Wichita and Coffey County are competing for Kansas megaproject incentives, sources say
Wichita appears to be competing with Coffey County for a massive state subsidy package aimed at helping Kansas land billion-dollar “megaprojects” — the same incentives program used in July to lure Panasonic to the Kansas City area.
It’s a competition because APEX incentives can go to only one more project before the program expires at the end of 2023. To qualify, companies must agree to spend $1 billion or more to expand operations or relocate their headquarters anywhere in Kansas.
Wichita’s proposal would fund an expansion of Integra Technologies, according to multiple sources with knowledge of discussions about the project who are not authorized to speak publicly about it.
Integra is a Wichita-based private company with 250 employees that contracts with aerospace and defense customers for work on semiconductors. The company would not confirm or deny its interest in APEX funding.
Coffey County’s proposal, nicknamed “Silicon Prairie,” would fund a multibillion dollar cluster of microprocessor industries in eastern Kansas, about halfway between Wichita and Kansas City along I-35, Coffey County Economic Development Director Bobby Skipper told The Eagle.
It’s unclear how far along the proposals are in the submission process, and details about job estimates probably won’t be available until after a project is chosen. The Kansas Department of Commerce would not confirm whether it has been involved in discussions on either proposal.
There’s no guarantee either proposal would be approved for APEX funding.
The secretive incentives program — Attracting Powerful Economic Expansion, or APEX for short — was ushered through the Statehouse earlier this year by Gov. Laura Kelly and Lt. Gov. David Toland to lure a $4 billion Panasonic battery plant to the Kansas City area.
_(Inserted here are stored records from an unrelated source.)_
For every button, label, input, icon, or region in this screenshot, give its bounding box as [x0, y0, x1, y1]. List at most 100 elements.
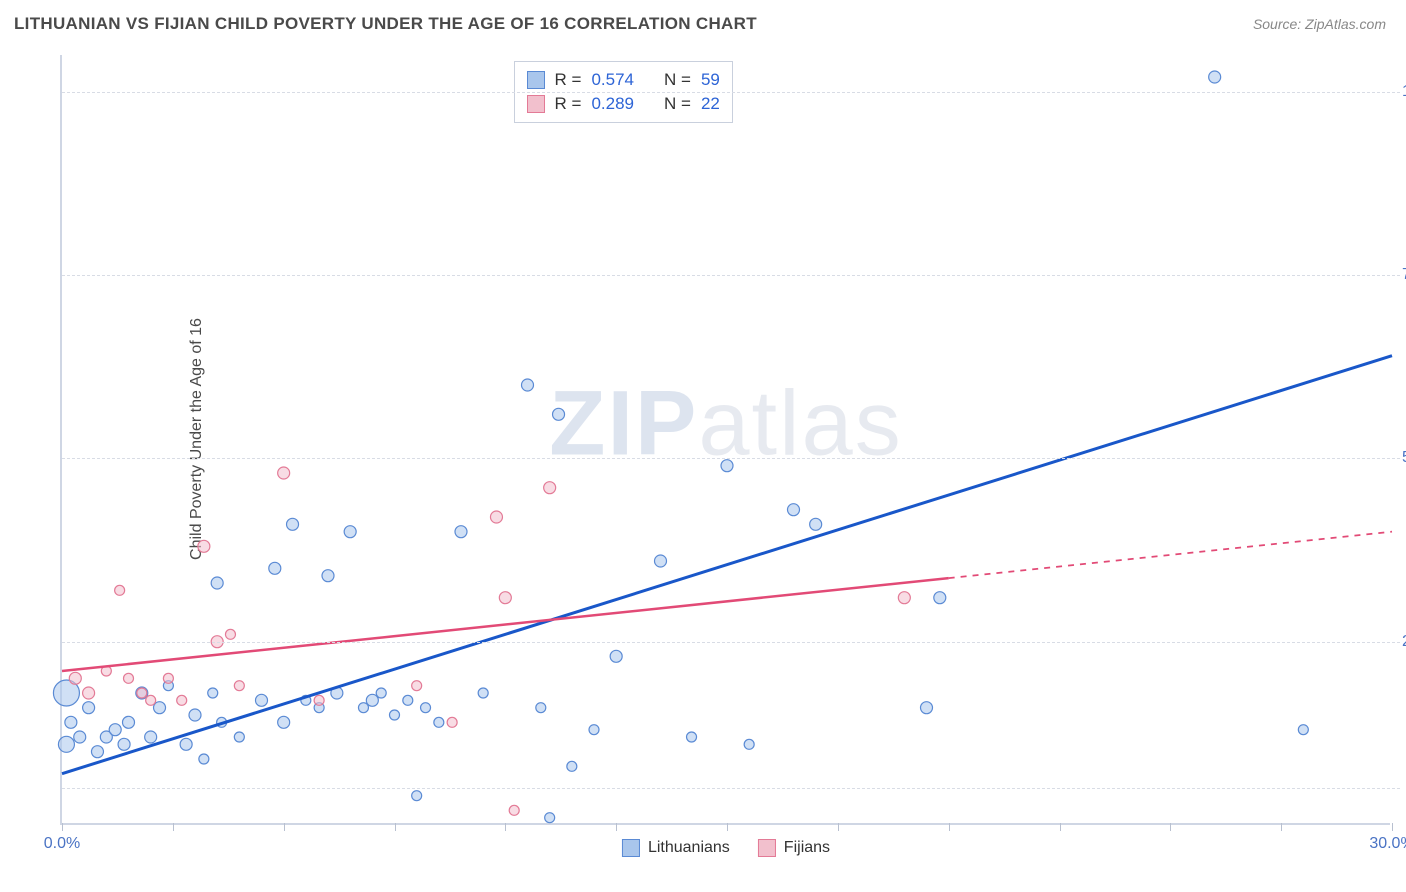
data-point [163, 673, 173, 683]
data-point [83, 702, 95, 714]
data-point [208, 688, 218, 698]
data-point [344, 526, 356, 538]
data-point [314, 695, 324, 705]
data-point [455, 526, 467, 538]
data-point [199, 754, 209, 764]
bottom-legend-item: Fijians [758, 839, 830, 857]
data-point [118, 738, 130, 750]
chart-header: LITHUANIAN VS FIJIAN CHILD POVERTY UNDER… [0, 0, 1406, 48]
data-point [589, 725, 599, 735]
y-tick-label: 25.0% [1402, 633, 1406, 651]
data-point [788, 504, 800, 516]
legend-swatch [622, 839, 640, 857]
data-point [69, 672, 81, 684]
legend-label: Lithuanians [648, 839, 730, 857]
y-tick-label: 75.0% [1402, 266, 1406, 284]
stat-legend-row: R = 0.574 N = 59 [527, 68, 720, 92]
data-point [269, 562, 281, 574]
gridline-h [62, 275, 1400, 276]
trend-line [62, 356, 1392, 774]
x-tick [616, 823, 617, 831]
data-point [1209, 71, 1221, 83]
data-point [403, 695, 413, 705]
stat-r-value: 0.289 [591, 94, 634, 114]
stat-n-label: N = [664, 70, 691, 90]
data-point [146, 695, 156, 705]
x-tick [1281, 823, 1282, 831]
data-point [447, 717, 457, 727]
x-tick [727, 823, 728, 831]
y-tick-label: 50.0% [1402, 449, 1406, 467]
data-point [65, 716, 77, 728]
data-point [412, 791, 422, 801]
data-point [366, 694, 378, 706]
data-point [322, 570, 334, 582]
plot-area: Child Poverty Under the Age of 16 ZIPatl… [60, 55, 1390, 825]
x-tick [62, 823, 63, 831]
legend-swatch [758, 839, 776, 857]
gridline-h [62, 458, 1400, 459]
data-point [810, 518, 822, 530]
data-point [180, 738, 192, 750]
data-point [234, 681, 244, 691]
stat-r-value: 0.574 [591, 70, 634, 90]
data-point [721, 460, 733, 472]
data-point [434, 717, 444, 727]
data-point [655, 555, 667, 567]
data-point [934, 592, 946, 604]
data-point [376, 688, 386, 698]
source-attribution: Source: ZipAtlas.com [1253, 16, 1386, 32]
x-tick [838, 823, 839, 831]
stat-r-label: R = [555, 70, 582, 90]
data-point [921, 702, 933, 714]
data-point [154, 702, 166, 714]
x-tick [1170, 823, 1171, 831]
data-point [478, 688, 488, 698]
chart-svg [62, 55, 1390, 823]
stat-n-value: 22 [701, 94, 720, 114]
data-point [83, 687, 95, 699]
x-tick [173, 823, 174, 831]
x-tick-label: 0.0% [44, 835, 80, 853]
x-tick-label: 30.0% [1369, 835, 1406, 853]
data-point [234, 732, 244, 742]
stat-n-value: 59 [701, 70, 720, 90]
data-point [256, 694, 268, 706]
data-point [74, 731, 86, 743]
data-point [198, 540, 210, 552]
data-point [225, 629, 235, 639]
data-point [58, 736, 74, 752]
data-point [189, 709, 201, 721]
gridline-h [62, 92, 1400, 93]
data-point [177, 695, 187, 705]
stat-n-label: N = [664, 94, 691, 114]
data-point [137, 688, 147, 698]
source-link[interactable]: ZipAtlas.com [1305, 16, 1386, 32]
data-point [390, 710, 400, 720]
data-point [509, 805, 519, 815]
chart-title: LITHUANIAN VS FIJIAN CHILD POVERTY UNDER… [14, 14, 757, 34]
trend-line-extrapolated [949, 532, 1392, 578]
data-point [499, 592, 511, 604]
legend-swatch [527, 71, 545, 89]
data-point [123, 716, 135, 728]
data-point [490, 511, 502, 523]
data-point [412, 681, 422, 691]
x-tick [505, 823, 506, 831]
data-point [124, 673, 134, 683]
data-point [91, 746, 103, 758]
legend-swatch [527, 95, 545, 113]
data-point [287, 518, 299, 530]
x-tick [949, 823, 950, 831]
data-point [522, 379, 534, 391]
legend-label: Fijians [784, 839, 830, 857]
data-point [898, 592, 910, 604]
gridline-h [62, 788, 1400, 789]
stat-r-label: R = [555, 94, 582, 114]
bottom-legend: Lithuanians Fijians [622, 839, 830, 857]
data-point [744, 739, 754, 749]
data-point [544, 482, 556, 494]
data-point [553, 408, 565, 420]
x-tick [1392, 823, 1393, 831]
data-point [545, 813, 555, 823]
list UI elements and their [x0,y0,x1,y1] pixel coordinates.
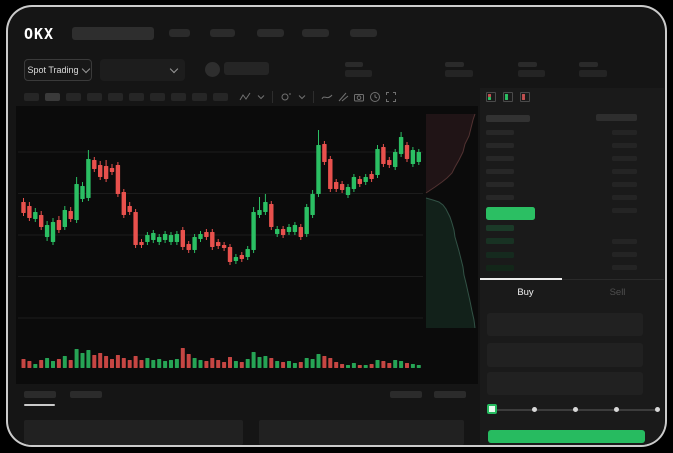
orderbook-header-skeleton [596,114,637,121]
nav-item-skeleton[interactable] [257,29,284,37]
slider-stop-dot[interactable] [572,407,578,412]
tab-divider [480,279,664,280]
toolbar-interval-skeleton[interactable] [192,93,207,101]
orderbook-row-skeleton [612,182,637,187]
indicator-icon[interactable] [280,91,292,103]
ask-row-skeleton [486,130,514,135]
order-input-skeleton[interactable] [487,313,643,336]
toolbar-interval-skeleton[interactable] [129,93,144,101]
chevron-down-icon[interactable] [296,91,308,103]
market-stat-skeleton [579,70,607,77]
order-input-skeleton[interactable] [487,372,643,395]
device-frame: OKX Spot Trading Buy Sell [6,5,667,447]
chevron-down-icon[interactable] [255,91,267,103]
bottom-tab-skeleton[interactable] [390,391,422,398]
market-type-label: Spot Trading [27,65,79,75]
market-stat-skeleton [345,70,372,77]
toolbar-interval-skeleton[interactable] [45,93,60,101]
toolbar-interval-skeleton[interactable] [24,93,39,101]
toolbar-interval-skeleton[interactable] [150,93,165,101]
bottom-tab-skeleton[interactable] [434,391,466,398]
market-stat-skeleton [518,70,545,77]
market-stat-skeleton [345,62,363,67]
ask-row-skeleton [486,143,514,148]
orderbook-row-skeleton [612,156,637,161]
orderbook-row-skeleton [612,169,637,174]
market-stat-skeleton [445,62,464,67]
tab-buy[interactable]: Buy [517,287,534,298]
toolbar-interval-skeleton[interactable] [87,93,102,101]
amount-slider-handle[interactable] [487,404,497,414]
orderbook-row-skeleton [612,130,637,135]
book-bids-view-icon[interactable] [503,92,513,102]
pair-selector-dropdown[interactable] [100,59,185,81]
chevron-down-icon [81,64,90,73]
candle-style-icon[interactable] [239,91,251,103]
orderbook-row-skeleton [612,208,637,213]
draw-tools-icon[interactable] [337,91,349,103]
orderbook-row-skeleton [612,143,637,148]
bottom-panel-skeleton [259,420,464,445]
last-price-bar [486,207,535,220]
ask-row-skeleton [486,169,514,174]
screen: OKX Spot Trading Buy Sell [8,7,665,445]
bid-row-skeleton [486,225,514,231]
orderbook-header-skeleton [486,115,530,122]
orderbook-row-skeleton [612,252,637,257]
nav-item-skeleton[interactable] [350,29,377,37]
ask-row-skeleton [486,156,514,161]
bottom-panel-skeleton [24,420,243,445]
bid-row-skeleton [486,265,514,271]
order-input-skeleton[interactable] [487,343,643,367]
toolbar-interval-skeleton[interactable] [213,93,228,101]
toolbar-interval-skeleton[interactable] [171,93,186,101]
orderbook-row-skeleton [612,195,637,200]
book-asks-view-icon[interactable] [520,92,530,102]
orderbook-row-skeleton [612,265,637,270]
chevron-down-icon [169,64,179,73]
toolbar-divider [313,91,314,103]
ask-row-skeleton [486,182,514,187]
okx-logo: OKX [24,25,55,43]
buy-tab-underline [480,278,562,280]
slider-stop-dot[interactable] [613,407,619,412]
line-tool-icon[interactable] [321,91,333,103]
market-stat-skeleton [518,62,537,67]
market-stat-skeleton [579,62,598,67]
fullscreen-icon[interactable] [385,91,397,103]
bottom-tab-skeleton[interactable] [70,391,102,398]
slider-stop-dot[interactable] [654,407,660,412]
bid-row-skeleton [486,238,514,244]
active-bottom-tab-underline [24,404,55,406]
nav-item-skeleton[interactable] [302,29,329,37]
chart-panel [16,106,478,384]
camera-icon[interactable] [353,91,365,103]
pair-name-skeleton [224,62,269,75]
market-stat-skeleton [445,70,473,77]
toolbar-interval-skeleton[interactable] [66,93,81,101]
nav-item-skeleton[interactable] [169,29,190,37]
toolbar-interval-skeleton[interactable] [108,93,123,101]
bottom-tab-skeleton[interactable] [24,391,56,398]
toolbar-divider [272,91,273,103]
tab-sell[interactable]: Sell [609,287,626,298]
ask-row-skeleton [486,195,514,200]
bid-row-skeleton [486,252,514,258]
market-type-selector[interactable]: Spot Trading [24,59,92,81]
nav-item-skeleton[interactable] [72,27,154,40]
clock-icon[interactable] [369,91,381,103]
buy-submit-button[interactable] [488,430,645,443]
orderbook-row-skeleton [612,239,637,244]
nav-item-skeleton[interactable] [210,29,235,37]
book-combined-view-icon[interactable] [486,92,496,102]
slider-stop-dot[interactable] [531,407,537,412]
coin-avatar [205,62,220,77]
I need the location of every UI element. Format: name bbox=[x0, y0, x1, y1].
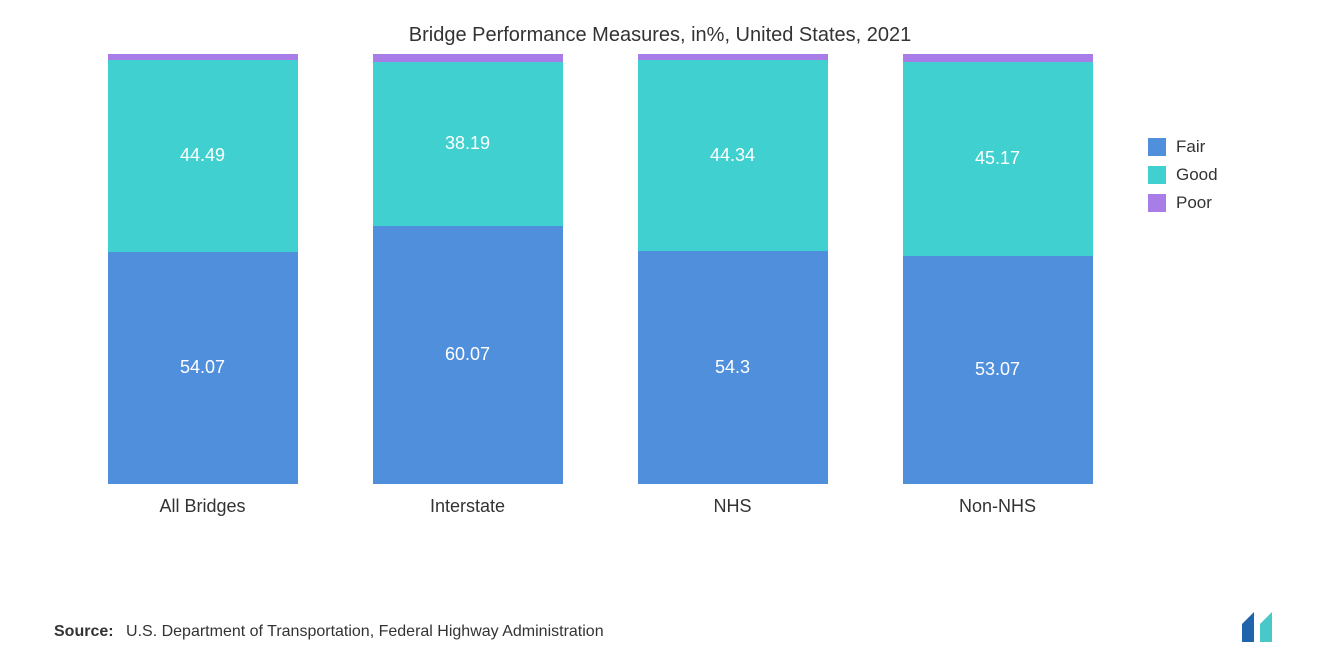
bar-segment-fair: 54.07 bbox=[108, 252, 298, 485]
bar-column: 54.0744.49 All Bridges bbox=[93, 54, 313, 517]
brand-logo bbox=[1240, 610, 1292, 649]
bar-segment-fair: 60.07 bbox=[373, 226, 563, 484]
chart-title: Bridge Performance Measures, in%, United… bbox=[0, 0, 1320, 47]
bar-segment-fair: 53.07 bbox=[903, 256, 1093, 484]
legend-item-good: Good bbox=[1148, 165, 1218, 185]
legend-label: Fair bbox=[1176, 137, 1205, 157]
chart-container: Bridge Performance Measures, in%, United… bbox=[0, 0, 1320, 665]
legend-label: Poor bbox=[1176, 193, 1212, 213]
bar-segment-fair: 54.3 bbox=[638, 251, 828, 484]
bar-stack: 54.0744.49 bbox=[108, 54, 298, 484]
source-label: Source: bbox=[54, 623, 114, 640]
legend-swatch-icon bbox=[1148, 194, 1166, 212]
bar-column: 53.0745.17 Non-NHS bbox=[888, 54, 1108, 517]
legend-swatch-icon bbox=[1148, 166, 1166, 184]
legend-label: Good bbox=[1176, 165, 1218, 185]
source-text: U.S. Department of Transportation, Feder… bbox=[126, 623, 604, 640]
bar-segment-good: 38.19 bbox=[373, 62, 563, 226]
legend: Fair Good Poor bbox=[1148, 137, 1218, 221]
legend-swatch-icon bbox=[1148, 138, 1166, 156]
category-label: NHS bbox=[713, 496, 751, 517]
bar-column: 54.344.34 NHS bbox=[623, 54, 843, 517]
bar-stack: 54.344.34 bbox=[638, 54, 828, 484]
legend-item-poor: Poor bbox=[1148, 193, 1218, 213]
bar-segment-poor bbox=[903, 54, 1093, 62]
category-label: Interstate bbox=[430, 496, 505, 517]
bar-segment-good: 45.17 bbox=[903, 62, 1093, 256]
legend-item-fair: Fair bbox=[1148, 137, 1218, 157]
bar-stack: 60.0738.19 bbox=[373, 54, 563, 484]
plot-row: 54.0744.49 All Bridges 60.0738.19 Interstat… bbox=[0, 47, 1320, 517]
bar-segment-poor bbox=[373, 54, 563, 61]
bar-segment-good: 44.49 bbox=[108, 60, 298, 251]
bars-wrap: 54.0744.49All Bridges60.0738.19Interstat… bbox=[70, 87, 1130, 517]
bar-stack: 53.0745.17 bbox=[903, 54, 1093, 484]
source-line: Source: U.S. Department of Transportatio… bbox=[54, 623, 604, 641]
bar-segment-good: 44.34 bbox=[638, 60, 828, 251]
plot-area: 54.0744.49All Bridges60.0738.19Interstat… bbox=[70, 87, 1130, 517]
bar-column: 60.0738.19 Interstate bbox=[358, 54, 578, 517]
category-label: Non-NHS bbox=[959, 496, 1036, 517]
category-label: All Bridges bbox=[159, 496, 245, 517]
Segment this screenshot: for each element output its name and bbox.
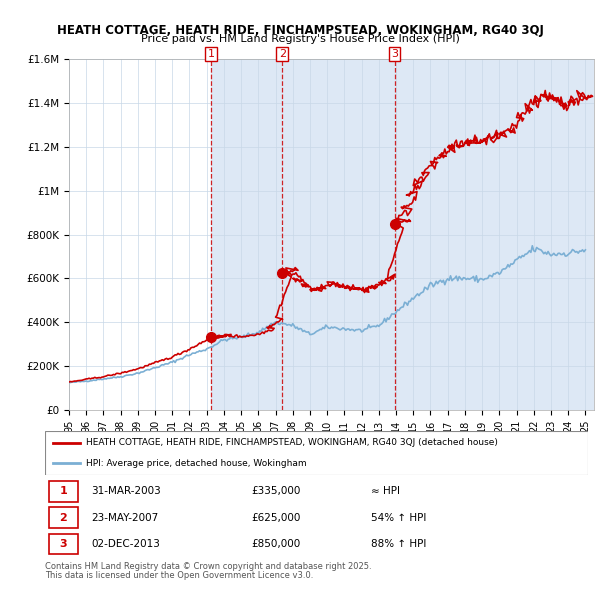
FancyBboxPatch shape (49, 533, 77, 555)
Text: HPI: Average price, detached house, Wokingham: HPI: Average price, detached house, Woki… (86, 458, 307, 467)
Text: 1: 1 (208, 49, 214, 59)
Bar (282, 59, 395, 410)
FancyBboxPatch shape (45, 431, 588, 475)
Text: 1: 1 (59, 486, 67, 496)
Text: 3: 3 (391, 49, 398, 59)
Text: 23-MAY-2007: 23-MAY-2007 (91, 513, 158, 523)
Text: £850,000: £850,000 (251, 539, 301, 549)
FancyBboxPatch shape (49, 481, 77, 502)
Text: £625,000: £625,000 (251, 513, 301, 523)
Text: 31-MAR-2003: 31-MAR-2003 (91, 486, 161, 496)
Text: 88% ↑ HPI: 88% ↑ HPI (371, 539, 426, 549)
Text: 2: 2 (279, 49, 286, 59)
Text: £335,000: £335,000 (251, 486, 301, 496)
Text: 54% ↑ HPI: 54% ↑ HPI (371, 513, 426, 523)
Text: ≈ HPI: ≈ HPI (371, 486, 400, 496)
Text: 3: 3 (59, 539, 67, 549)
Text: Contains HM Land Registry data © Crown copyright and database right 2025.: Contains HM Land Registry data © Crown c… (45, 562, 371, 571)
Text: 02-DEC-2013: 02-DEC-2013 (91, 539, 160, 549)
FancyBboxPatch shape (49, 507, 77, 528)
Text: HEATH COTTAGE, HEATH RIDE, FINCHAMPSTEAD, WOKINGHAM, RG40 3QJ: HEATH COTTAGE, HEATH RIDE, FINCHAMPSTEAD… (56, 24, 544, 37)
Bar (395, 59, 594, 410)
Text: 2: 2 (59, 513, 67, 523)
Text: Price paid vs. HM Land Registry's House Price Index (HPI): Price paid vs. HM Land Registry's House … (140, 34, 460, 44)
Text: HEATH COTTAGE, HEATH RIDE, FINCHAMPSTEAD, WOKINGHAM, RG40 3QJ (detached house): HEATH COTTAGE, HEATH RIDE, FINCHAMPSTEAD… (86, 438, 497, 447)
Text: This data is licensed under the Open Government Licence v3.0.: This data is licensed under the Open Gov… (45, 571, 313, 580)
Bar (211, 59, 282, 410)
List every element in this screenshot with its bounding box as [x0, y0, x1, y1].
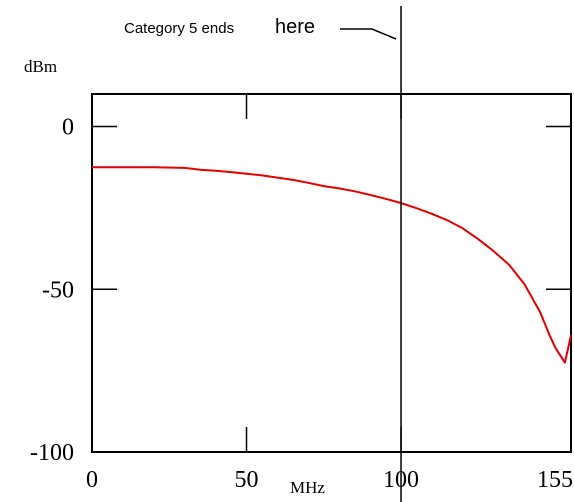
series-line-0	[92, 166, 572, 364]
annotation-text-large: here	[275, 16, 315, 38]
plot-frame	[91, 93, 572, 453]
y-tick-label: -100	[30, 440, 74, 466]
axes	[91, 93, 572, 453]
y-axis-unit-label: dBm	[24, 57, 57, 76]
annotation-text-small: Category 5 ends	[124, 20, 234, 37]
y-tick-label: -50	[42, 277, 74, 303]
x-tick-label: 100	[383, 467, 419, 493]
annotation-leader-line	[340, 28, 397, 40]
x-tick-label: 50	[235, 467, 259, 493]
annotation-layer	[340, 6, 402, 502]
y-tick-label: 0	[62, 115, 74, 141]
labels: dBm MHz Category 5 ends here 0 -50 -100 0 50…	[24, 16, 573, 497]
series-layer	[92, 166, 572, 364]
x-axis-unit-label: MHz	[290, 478, 325, 497]
x-tick-label: 0	[86, 467, 98, 493]
x-tick-label: 155	[537, 467, 573, 493]
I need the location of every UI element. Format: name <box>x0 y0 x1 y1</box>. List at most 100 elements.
The Kansas Department of Commerce negotiated the deal in private and a panel of lawmakers and Kelly voted in secret to award $829 million in state incentives without any wage or hiring requirements. Panasonic projections say the plant will create 4,000 permanent jobs.
Both the Wichita and Coffey County projects are also competing for a cut of federal funding under the $280 billion CHIPS and Science Act signed into law in August by President Joe Biden in an effort to ramp up domestic research and manufacturing of semiconductors in the United States. The U.S. Commerce Department plans to begin reviewing funding requests in February.
Integra President and CEO Brett Robinson said securing CHIPS funding “is the primary focus at the moment.”
“I am happy to discuss future expansion plans when we get a little further down the road with that current focus area (CHIPS Act),” Robinson said.
In the past year, the company has given Kelly, Wichita Mayor Brandon Whipple and U.S. Senator Jerry Moran tours of Integra’s Wichita headquarters.
The only public discussion of Wichita’s involvement in the competition has come out of Coffey County, where local leaders say publicity of their underdog project could help give them an upper hand in a political fight between rural and urban lawmakers.
“We are going to beat them because we have a better project,” Skipper said at a recent Coffey County commission meeting. “But we need people to know that.”
Skipper told the commission that Coffey County and surrounding counties should band together to lobby for their project if it hopes to edge out Wichita.
“It’s no surprise that blue suits with big money who lobby the state constantly, like the project out of Wichita, they get a lot of consideration that rural America just normally does not get,” Skipper said. “And we are rural America, but we have a significant project in our backyard that we’re pushing.”
Private investment could be as high as $3.5 billion, he said.
“Downstream from that, we haven’t put a number on it,” Skipper said in an interview. “But you’re talking about all the little mom and pop suppliers, all the new hires for trucking companies, destinations and restaurants, new students in schools, housing — all the downstream trickle-down. It’s kind of mind-blowing.”
Skipper told the Coffey County Commission that Wichita’s project would create “roughly 100 jobs” while the Coffey County project would bring in “about ten times that number.” Neither of those estimates could be independently verified.
Greater Wichita Partnership, the local economic development organization, would not say whether that is accurate.
“While we are fully supportive of APEX and the benefits which tools like this provide, we don’t have any additional information on projects to share at this time,” said Cynthia Wentworth, vice president of strategic communications for Greater Wichita Partnership, in a statement.